Mistral AI has been pursuing a version of this from France, with Mistral 7B and the Mixtral MoE models establishing a strong European presence in open-source LLM development. Meta’s Llama 3 series, particularly the 405B and 70B variants, still command significant attention. But the derivative model data suggests Qwen has moved faster and more broadly in terms of actual ecosystem integration.
What This Means for Anyone Building on Open Models
The practical upshot for developers is that the pool of capable open-source base models has become genuinely competitive with closed API providers for many tasks, and the geographic and organizational diversity of that pool is wider than it was two years ago. If you are building a coding assistant, a document processor, a reasoning pipeline, or a fine-tuned domain-specific model, the decision of which base to use now involves real trade-offs rather than a default choice of whatever OpenAI offers.

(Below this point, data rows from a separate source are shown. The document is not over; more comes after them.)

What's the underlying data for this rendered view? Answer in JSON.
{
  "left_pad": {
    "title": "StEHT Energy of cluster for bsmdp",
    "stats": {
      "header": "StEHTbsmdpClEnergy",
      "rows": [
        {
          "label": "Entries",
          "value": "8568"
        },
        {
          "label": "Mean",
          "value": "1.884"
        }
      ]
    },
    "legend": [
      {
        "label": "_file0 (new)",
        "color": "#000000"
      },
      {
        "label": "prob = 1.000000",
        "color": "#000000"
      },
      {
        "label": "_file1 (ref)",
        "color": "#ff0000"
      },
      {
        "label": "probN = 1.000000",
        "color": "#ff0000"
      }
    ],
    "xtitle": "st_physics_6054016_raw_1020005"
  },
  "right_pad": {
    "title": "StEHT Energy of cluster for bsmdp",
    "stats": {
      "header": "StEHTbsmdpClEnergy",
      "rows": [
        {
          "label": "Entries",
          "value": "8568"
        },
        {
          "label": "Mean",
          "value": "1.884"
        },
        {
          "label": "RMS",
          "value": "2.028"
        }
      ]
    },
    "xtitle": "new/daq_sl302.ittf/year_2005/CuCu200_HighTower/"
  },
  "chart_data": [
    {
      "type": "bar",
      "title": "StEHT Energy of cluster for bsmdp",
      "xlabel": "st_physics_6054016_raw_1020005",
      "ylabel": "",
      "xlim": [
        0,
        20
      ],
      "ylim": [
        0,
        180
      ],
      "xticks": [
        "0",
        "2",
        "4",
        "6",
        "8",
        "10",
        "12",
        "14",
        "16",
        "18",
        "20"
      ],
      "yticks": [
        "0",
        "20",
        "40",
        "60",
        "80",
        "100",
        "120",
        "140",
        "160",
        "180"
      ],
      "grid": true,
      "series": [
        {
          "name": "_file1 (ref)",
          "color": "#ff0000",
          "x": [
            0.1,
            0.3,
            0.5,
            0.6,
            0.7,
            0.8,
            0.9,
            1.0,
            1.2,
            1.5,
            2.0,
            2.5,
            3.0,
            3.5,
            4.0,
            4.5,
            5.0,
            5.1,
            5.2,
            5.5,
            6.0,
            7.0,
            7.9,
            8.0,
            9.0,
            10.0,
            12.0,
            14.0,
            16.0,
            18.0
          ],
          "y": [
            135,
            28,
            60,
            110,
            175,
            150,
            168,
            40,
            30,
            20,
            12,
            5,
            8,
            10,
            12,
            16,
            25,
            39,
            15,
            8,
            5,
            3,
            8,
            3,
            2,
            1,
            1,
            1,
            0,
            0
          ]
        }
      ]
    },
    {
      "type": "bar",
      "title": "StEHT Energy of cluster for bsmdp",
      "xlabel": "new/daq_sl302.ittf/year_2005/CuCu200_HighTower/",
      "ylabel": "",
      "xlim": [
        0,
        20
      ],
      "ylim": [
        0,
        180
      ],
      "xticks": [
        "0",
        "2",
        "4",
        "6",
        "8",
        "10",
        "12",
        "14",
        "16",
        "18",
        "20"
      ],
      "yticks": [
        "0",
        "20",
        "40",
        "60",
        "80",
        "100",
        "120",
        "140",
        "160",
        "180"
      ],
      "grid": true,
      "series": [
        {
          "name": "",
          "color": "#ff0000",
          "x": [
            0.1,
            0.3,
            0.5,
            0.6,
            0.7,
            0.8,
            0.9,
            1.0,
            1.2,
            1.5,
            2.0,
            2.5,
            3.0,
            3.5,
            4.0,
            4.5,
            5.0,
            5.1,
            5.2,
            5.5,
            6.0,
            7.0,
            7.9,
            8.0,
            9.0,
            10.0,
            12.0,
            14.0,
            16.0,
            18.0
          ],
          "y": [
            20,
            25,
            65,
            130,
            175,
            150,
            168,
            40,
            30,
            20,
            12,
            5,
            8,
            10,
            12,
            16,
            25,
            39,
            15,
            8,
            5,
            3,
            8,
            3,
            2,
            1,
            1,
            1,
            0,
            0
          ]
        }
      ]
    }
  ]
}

Qwen’s Apache 2.0 license makes it usable commercially without the same friction as some other licenses. The model size range, from 0.5B to 72B, means you can run variants locally, on a single GPU, or in constrained environments while staying within the same architectural family. The 113,000 derivative count means that community tooling, quantizations in GGUF and GPTQ formats, and fine-tuning guides are widely available.
DeepSeek-R1’s MIT license and strong reasoning benchmarks make it a serious option for tasks where chain-of-thought quality matters, particularly math and code. The distilled variants bring that capability down to 7B and 14B parameter models that run on consumer hardware.
The Hugging Face platform has crossed one million hosted models, and the composition of who is contributing the most-used foundation models has shifted considerably in the past year. That shift is not just a curiosity for AI researchers tracking geopolitics. It is the environment in which every developer building AI applications now operates.